4 stars out of 5
When I opened this book on my Kindle, I was eager to start my first by this author even though it's not in the Sneaky Pie Brown cat series I've been wanting to sample for quite some time now. But when this one began with a lengthy list of character descriptions - not just of people, but hounds and foxes - my heart sank a little. I'm not young any more, and my short-term memory isn't even close to what it used to be. How on earth, I said to myself, will I ever keep all of them straight?
And at first, that really was an issue; flipping back and forth to the lists to jog my failing memory would have taken too much time and distracted me from the story (it probably would be easier on a "real" book, though I wouldn't have wanted to do it there, either) - so for the first several chapters I felt more than a bit lost. That the switch from people talking to animals talking isn't clearly delineated made it even more difficult; I'd be halfway down a page before realizing that the conversation I'd just read was between a couple of pooches or owls, not people.
The story, though, not only is well crafted but interesting to me because I know (make that knew) next to nothing about fox hunting. An extensive glossary of terms at the beginning was helpful, but then again, I forgot most of the definitions once the story got going. But I decided to forge ahead and not worry that I couldn't always remember who's who and what's what. And by golly, I'm glad I did. Not only did I learn that the state of Virginia is a hotbed of fox-hunting activity (I thought it to be a sport in which only the English partake), but the intricate plot caught me up in intrigue and the thrill of the chases as well as perspectives on topical issues such as race relations, politics and drugs. There was humor as well; consider, for instance, this description of a particularly talented cat:
"Her marvelous ears could hear a rat piss in cotton."

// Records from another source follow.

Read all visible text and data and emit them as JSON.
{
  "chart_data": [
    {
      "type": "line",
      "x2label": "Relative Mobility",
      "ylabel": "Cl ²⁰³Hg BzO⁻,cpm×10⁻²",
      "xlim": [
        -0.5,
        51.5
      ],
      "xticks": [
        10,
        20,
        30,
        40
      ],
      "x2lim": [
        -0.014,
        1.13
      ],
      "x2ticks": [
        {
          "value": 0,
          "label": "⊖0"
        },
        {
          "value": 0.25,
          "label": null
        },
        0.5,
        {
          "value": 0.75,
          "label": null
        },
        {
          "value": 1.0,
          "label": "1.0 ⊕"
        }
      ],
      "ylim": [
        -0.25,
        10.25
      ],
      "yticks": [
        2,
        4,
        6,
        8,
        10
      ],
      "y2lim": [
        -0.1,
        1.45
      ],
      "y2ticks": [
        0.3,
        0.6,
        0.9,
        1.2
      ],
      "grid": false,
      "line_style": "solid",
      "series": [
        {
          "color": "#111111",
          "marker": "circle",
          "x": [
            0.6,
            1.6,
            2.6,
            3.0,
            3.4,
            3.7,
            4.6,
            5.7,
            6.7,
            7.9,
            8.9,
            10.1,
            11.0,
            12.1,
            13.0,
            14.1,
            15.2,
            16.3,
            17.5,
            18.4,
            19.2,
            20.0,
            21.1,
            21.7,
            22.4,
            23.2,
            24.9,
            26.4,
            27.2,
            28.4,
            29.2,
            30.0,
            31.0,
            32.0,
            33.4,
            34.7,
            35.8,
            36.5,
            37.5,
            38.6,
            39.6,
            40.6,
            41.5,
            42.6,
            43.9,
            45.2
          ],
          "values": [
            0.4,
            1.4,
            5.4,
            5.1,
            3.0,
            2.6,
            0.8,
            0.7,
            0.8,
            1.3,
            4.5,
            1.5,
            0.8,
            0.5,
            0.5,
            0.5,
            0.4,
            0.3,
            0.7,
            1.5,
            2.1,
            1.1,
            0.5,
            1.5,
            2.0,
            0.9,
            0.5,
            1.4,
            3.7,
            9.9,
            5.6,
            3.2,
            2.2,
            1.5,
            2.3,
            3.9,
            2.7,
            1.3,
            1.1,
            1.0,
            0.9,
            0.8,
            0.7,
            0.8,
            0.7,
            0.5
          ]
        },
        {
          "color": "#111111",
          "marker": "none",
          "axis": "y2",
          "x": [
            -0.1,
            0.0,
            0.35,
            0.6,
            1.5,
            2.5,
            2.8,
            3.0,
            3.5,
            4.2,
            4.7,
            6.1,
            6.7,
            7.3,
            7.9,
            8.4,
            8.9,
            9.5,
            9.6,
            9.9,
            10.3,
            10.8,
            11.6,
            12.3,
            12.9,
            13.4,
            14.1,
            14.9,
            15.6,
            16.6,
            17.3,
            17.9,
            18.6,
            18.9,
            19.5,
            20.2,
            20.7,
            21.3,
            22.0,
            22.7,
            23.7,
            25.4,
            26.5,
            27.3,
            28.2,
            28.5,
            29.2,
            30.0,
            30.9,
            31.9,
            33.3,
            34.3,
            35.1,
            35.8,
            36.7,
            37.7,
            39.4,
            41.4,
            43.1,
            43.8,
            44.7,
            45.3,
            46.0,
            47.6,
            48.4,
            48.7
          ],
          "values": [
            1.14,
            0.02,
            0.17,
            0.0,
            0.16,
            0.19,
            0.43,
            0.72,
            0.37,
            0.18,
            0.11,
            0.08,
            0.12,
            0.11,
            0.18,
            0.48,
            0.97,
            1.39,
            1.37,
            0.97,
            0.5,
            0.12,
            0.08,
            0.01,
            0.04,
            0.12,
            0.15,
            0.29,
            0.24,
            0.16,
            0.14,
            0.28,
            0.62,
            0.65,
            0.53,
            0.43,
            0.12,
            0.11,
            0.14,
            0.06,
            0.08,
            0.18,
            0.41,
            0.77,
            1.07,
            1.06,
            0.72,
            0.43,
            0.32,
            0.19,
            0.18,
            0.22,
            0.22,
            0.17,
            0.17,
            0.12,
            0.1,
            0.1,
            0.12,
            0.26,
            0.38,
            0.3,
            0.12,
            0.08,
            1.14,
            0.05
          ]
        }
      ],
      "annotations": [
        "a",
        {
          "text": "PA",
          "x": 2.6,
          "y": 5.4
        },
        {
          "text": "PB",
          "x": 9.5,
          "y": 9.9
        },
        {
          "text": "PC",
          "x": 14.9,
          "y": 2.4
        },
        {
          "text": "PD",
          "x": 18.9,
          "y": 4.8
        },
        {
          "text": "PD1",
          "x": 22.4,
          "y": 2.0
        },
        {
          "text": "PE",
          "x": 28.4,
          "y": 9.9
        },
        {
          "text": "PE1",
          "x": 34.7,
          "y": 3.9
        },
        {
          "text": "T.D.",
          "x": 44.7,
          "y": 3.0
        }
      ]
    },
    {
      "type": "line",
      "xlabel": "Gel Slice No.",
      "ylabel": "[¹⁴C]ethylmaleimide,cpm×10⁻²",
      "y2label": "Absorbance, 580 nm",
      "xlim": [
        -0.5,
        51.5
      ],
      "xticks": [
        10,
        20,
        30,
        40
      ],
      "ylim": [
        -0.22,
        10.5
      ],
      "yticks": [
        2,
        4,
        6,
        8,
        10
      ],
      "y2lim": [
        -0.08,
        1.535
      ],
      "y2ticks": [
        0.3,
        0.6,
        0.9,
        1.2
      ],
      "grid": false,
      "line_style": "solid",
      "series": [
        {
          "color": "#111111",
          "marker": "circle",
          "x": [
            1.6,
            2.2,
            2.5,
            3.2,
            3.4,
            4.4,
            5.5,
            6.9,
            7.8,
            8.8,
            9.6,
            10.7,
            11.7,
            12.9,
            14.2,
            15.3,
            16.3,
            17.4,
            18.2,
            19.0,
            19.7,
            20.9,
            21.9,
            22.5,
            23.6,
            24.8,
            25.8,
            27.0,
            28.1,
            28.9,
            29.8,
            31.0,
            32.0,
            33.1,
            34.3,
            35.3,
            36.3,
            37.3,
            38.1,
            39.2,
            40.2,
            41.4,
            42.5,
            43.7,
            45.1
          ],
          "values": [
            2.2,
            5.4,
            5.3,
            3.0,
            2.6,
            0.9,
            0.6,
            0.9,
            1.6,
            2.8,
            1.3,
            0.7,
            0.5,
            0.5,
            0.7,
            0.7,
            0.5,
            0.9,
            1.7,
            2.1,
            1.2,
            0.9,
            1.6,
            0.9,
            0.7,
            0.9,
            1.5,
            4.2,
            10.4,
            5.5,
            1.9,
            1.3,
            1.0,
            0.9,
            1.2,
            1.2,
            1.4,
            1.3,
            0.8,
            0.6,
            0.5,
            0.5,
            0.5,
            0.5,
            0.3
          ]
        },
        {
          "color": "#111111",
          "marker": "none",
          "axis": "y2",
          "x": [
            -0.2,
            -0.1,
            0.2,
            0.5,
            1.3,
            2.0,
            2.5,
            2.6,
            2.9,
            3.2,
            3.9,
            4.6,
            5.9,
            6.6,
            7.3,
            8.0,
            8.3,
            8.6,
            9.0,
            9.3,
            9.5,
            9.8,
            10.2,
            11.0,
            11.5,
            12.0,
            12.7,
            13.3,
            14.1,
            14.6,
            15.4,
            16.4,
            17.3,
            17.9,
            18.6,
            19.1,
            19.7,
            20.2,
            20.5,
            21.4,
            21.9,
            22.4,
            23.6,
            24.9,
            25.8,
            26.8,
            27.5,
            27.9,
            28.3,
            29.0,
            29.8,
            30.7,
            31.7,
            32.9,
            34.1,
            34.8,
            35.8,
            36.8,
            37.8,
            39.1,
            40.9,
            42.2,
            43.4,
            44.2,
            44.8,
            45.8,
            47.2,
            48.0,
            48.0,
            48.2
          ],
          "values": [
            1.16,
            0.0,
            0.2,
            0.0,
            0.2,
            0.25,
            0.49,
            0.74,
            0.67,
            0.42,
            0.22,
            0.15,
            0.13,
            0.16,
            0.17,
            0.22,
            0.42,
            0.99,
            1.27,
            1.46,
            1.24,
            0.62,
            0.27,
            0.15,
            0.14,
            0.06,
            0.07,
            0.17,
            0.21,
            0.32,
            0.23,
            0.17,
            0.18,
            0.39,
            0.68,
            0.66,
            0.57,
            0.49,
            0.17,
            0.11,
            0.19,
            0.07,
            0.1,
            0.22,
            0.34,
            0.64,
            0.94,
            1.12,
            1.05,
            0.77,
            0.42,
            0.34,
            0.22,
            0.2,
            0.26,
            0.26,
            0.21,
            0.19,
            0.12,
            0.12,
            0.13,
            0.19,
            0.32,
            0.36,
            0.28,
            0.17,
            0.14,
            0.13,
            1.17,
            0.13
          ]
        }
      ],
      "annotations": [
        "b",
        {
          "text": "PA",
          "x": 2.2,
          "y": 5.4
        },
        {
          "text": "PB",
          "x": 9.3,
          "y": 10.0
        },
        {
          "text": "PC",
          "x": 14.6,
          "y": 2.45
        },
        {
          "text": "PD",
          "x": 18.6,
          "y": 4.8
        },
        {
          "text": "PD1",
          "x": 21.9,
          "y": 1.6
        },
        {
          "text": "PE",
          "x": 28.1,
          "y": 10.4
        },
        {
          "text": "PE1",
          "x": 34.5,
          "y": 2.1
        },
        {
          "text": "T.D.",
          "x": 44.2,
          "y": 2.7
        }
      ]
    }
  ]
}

Now about that story: Around 1954 - the year I was 13, in case anyone thinks I was lying about being old - an accomplished fox huntsman and noted ladies man named Wesley Carruthers (better known as Weevil) disappeared, never to be found. Rumored to have stolen valuable jewelry from one of his also-rumored lovers, it was assumed that he'd been murdered even though his body never turned up. Fast forward 60 years to a museum near the Jefferson Hunt Club in rural Virginia, when an etched cow horn goes missing from a display case and someone "sees" Weevil at the scene. When his distinctive horn echoes at a hunt, all kinds of questions emerge - not the least of which is whether or not ghosts really exist.
Along the way, readers meet a cast of colorful characters like "Sister" Jane Arnold, master of the hunt club; Tootie, a young heiress who gave up on a prestigious college education (and was disowned by her richer-than-God father) to find her true calling working with hounds and horses at the club; and Yvonne, Tootie's former supermodel mother, who's in the midst of dumping her cheating husband and hoping to make a new life near her daughter.
But the overriding issue, so to speak, is Weevil: Who is he, really, and why has he come back? While I correctly guessed the who part fairly early on, the why eluded me until all the details were wrapped up cleverly at the conclusion. My own conclusion? Well done! And many thanks to the publisher, via NetGalley, for the opportunity to read an advance copy in exchange for an honest review.
Crazy Like a Fox by Rita Mae Brown (Ballantine Books, October 2017); 305 pp.